If She Heard (Kate Wise Mystery #7) - Blake Pierce Page 0,52
dropped out. I asked Frances, over on dispatch, if she could think of anyone, and she gave me one more name. Sadly, we won’t be able to get anything definite until morning when we can call the records office at the school.
“In the meantime, this paper,” he said, indicating the sheet he had just handed Kate, “is the result of a study that was done three years ago. Some big-wig from a college in Tennessee came through, saying they were doing a study on high school dropout rates in the southern states. Stateside High School participated in it, and those are the results.”
Kate looked the paper over. It was very brief and mostly comprised of numbers. It gave her a snapshot of what she needed, just without any names. The year prior to the study, there were eight hundred and eleven students in Stateside High School. At the end of the year, there were eight hundred and two. A note had been added to the figures, stating that any students that had moved or been relocated were not included in the final count, making a total of five students that had dropped out.
There were similar results in the year the study was conducted. That year, there were six students that dropped out. In the space of two years, there were only eleven students that had willingly stopped attending high school. According to numbers and percentages at the bottom of the page, this was about average with most other schools in the state. Kate figured that meant if she looked back over the course of ten years, she would have about twenty people to look into.
The frustrating aspect of this was that they would not be able to get names. And even when the school hours were underway, tomorrow would be the first day of Thanksgiving break, according to Principal Robinson.
“I’ve jotted down the three names Frances and I were able to come up with,” Smith said. “But one of the names I provided…well, I can promise you they aren’t your killer. He moved up to New York. He was posting on Facebook yesterday, so I know he wasn’t around here.”
Just like that, Kate felt her promising theory start to slip away. Still, though, there was the fact that she now knew what she thought might be used as a murder weapon.
“Any luck on that graduation cap?” Kate asked.
“Not yet. However, I called a man I sometimes play poker with. His oldest daughter graduated two years ago and his wife is a pack rat. He’s on the way right now, bringing the entire graduation ensemble.”
“Nice work, Smith. Thanks. Sorry to have you calling friends so late.”
“He didn’t seem to mind. People are getting scared now. I think you’ll find that when a small community feels like they’re under attack, people start to come together pretty quickly.”
Kate knew this, as she had seen it multiple times in the course of her career. But she also knew that such a mentality could often work to the killer’s advantage. In a small town, if the killer was local, it was that much easier to keep tabs on the investigation and any future victims.
Something about his idea triggered another thought. The killer knew the women were drinking and, in the cases of Kayla and Vanessa, seemed to even know when they would be arriving home. So if he was following them, what situations or environments would he be around them in? She wondered if he had been present at the bowling alley when Mariah was killed—not as just some creepy stalker hidden in the shadows, but as an active member of a group.
She felt like there might be something there, but she wasn’t quite sure what it was yet.

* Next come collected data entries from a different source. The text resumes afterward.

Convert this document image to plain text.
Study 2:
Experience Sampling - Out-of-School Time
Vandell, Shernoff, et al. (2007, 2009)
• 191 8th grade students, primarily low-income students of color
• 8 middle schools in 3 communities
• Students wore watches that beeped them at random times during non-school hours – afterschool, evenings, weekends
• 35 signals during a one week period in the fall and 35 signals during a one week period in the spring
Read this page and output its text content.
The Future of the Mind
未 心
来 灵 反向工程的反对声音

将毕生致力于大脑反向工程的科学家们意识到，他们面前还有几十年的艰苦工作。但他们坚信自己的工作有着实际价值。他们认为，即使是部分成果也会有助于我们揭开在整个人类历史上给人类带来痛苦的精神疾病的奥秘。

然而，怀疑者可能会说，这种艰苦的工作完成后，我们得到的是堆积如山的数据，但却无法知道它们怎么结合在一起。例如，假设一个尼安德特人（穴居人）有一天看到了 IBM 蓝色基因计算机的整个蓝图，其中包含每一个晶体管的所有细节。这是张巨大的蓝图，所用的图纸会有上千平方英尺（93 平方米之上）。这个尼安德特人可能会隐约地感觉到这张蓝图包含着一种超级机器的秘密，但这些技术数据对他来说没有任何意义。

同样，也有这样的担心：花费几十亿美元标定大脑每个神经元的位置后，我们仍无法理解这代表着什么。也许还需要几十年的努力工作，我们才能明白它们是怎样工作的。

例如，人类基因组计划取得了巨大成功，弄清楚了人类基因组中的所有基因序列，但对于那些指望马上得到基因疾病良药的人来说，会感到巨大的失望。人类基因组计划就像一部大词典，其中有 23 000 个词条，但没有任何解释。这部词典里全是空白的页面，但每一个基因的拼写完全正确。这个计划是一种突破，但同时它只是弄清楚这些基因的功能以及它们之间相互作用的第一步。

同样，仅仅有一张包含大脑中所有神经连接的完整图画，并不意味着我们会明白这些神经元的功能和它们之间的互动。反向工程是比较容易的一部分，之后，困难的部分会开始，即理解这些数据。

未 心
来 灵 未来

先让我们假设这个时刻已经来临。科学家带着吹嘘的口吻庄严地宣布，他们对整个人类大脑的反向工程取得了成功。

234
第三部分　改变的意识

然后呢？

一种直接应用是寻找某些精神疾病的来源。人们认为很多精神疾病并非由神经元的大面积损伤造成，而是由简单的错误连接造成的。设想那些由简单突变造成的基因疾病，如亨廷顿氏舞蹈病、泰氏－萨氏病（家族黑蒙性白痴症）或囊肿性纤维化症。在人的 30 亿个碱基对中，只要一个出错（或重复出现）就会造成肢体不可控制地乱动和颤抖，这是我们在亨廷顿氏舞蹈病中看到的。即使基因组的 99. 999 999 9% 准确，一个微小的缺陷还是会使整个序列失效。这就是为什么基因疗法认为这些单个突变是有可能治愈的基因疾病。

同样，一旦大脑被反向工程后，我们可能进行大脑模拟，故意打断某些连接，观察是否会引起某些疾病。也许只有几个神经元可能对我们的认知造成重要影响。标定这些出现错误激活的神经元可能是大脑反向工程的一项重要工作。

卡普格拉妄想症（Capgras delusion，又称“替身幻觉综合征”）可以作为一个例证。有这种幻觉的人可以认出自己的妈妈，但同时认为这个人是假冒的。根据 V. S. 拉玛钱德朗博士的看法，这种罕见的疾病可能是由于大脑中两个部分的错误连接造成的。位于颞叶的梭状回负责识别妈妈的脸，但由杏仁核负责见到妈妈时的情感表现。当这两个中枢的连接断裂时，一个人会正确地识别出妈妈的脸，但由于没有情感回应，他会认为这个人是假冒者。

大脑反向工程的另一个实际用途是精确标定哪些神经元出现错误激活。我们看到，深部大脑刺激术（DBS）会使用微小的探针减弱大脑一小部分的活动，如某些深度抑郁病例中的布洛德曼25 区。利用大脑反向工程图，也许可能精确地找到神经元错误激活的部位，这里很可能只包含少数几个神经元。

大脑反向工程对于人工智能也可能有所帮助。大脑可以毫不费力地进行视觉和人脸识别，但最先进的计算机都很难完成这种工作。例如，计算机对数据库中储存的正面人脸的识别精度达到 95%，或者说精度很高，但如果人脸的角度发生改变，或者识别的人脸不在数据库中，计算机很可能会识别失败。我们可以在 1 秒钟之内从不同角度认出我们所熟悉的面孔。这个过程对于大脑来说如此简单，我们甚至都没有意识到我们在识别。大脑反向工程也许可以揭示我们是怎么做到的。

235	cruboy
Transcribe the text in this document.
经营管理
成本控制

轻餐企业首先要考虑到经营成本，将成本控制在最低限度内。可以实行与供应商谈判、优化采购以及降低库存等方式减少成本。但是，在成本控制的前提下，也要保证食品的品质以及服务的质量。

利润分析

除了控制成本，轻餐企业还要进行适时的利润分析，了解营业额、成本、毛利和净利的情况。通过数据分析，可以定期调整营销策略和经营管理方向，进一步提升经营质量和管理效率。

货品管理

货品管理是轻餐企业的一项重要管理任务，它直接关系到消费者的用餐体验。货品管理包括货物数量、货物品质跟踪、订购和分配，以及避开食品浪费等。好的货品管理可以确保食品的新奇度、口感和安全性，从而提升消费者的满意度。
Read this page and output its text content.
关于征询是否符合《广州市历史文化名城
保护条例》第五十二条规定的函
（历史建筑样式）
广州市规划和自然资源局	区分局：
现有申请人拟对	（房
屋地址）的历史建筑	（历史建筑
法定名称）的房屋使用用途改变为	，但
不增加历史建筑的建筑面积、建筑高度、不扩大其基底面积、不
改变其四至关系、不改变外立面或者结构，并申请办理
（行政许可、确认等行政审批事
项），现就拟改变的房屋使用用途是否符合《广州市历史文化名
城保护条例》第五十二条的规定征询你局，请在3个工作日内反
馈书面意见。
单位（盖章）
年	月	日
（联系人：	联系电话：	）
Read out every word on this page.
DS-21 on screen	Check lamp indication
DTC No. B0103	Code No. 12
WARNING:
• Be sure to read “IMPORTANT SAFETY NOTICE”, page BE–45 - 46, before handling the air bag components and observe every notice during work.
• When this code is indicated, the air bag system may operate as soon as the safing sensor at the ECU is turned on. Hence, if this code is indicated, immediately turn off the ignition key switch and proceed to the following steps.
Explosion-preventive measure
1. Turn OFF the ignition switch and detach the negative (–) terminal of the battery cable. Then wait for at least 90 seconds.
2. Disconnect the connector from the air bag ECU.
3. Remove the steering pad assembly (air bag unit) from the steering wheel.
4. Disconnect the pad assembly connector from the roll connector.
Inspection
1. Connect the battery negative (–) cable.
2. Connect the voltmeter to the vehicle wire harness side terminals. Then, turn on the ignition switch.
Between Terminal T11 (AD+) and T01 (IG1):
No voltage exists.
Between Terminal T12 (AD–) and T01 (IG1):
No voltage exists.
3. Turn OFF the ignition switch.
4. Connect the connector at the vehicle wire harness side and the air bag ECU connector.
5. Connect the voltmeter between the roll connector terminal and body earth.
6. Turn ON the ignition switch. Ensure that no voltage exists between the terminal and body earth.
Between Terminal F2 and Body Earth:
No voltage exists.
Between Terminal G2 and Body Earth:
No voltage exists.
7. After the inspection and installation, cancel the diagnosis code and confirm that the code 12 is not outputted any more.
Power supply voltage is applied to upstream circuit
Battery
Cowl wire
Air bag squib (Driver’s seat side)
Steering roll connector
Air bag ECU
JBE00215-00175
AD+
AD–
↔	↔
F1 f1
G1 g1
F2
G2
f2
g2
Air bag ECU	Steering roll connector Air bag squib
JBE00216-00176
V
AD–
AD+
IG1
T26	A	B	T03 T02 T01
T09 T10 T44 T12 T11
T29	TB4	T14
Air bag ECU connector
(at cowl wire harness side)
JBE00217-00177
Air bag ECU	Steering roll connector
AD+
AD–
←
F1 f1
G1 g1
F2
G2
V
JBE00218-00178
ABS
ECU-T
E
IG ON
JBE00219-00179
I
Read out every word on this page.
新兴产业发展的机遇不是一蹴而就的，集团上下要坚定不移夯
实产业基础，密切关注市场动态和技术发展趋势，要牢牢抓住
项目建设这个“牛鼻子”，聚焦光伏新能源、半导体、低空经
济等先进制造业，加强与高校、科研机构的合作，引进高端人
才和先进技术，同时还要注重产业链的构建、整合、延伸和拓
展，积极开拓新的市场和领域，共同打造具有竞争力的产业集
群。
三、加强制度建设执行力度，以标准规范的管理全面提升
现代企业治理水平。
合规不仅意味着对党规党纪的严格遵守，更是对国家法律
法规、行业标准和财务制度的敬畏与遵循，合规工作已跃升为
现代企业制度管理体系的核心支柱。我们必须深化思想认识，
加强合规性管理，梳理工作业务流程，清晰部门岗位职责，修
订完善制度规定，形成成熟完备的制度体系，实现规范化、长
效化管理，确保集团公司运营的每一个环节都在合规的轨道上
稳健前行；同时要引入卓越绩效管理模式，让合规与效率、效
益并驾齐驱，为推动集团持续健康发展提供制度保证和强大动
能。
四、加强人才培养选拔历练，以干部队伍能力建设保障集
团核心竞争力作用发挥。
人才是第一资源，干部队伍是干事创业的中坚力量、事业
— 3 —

It was inching closer to 10:30, but Kate knew she would not be able to get back to sleep until she settled her brain down. Even if it was going over criminal background checks of the three names Smith and Frances had given her, she had to do something.
She did just that, using the database to start checking the three names she had been given. She had pulled up results from the first one—a man who now owned his own lumber business in Glensville—when Smith knocked on the door to her little office space.
“Got something for you,” he said. He showed her a graduation cap, still wrapped nicely in the plastic package it had originally come in.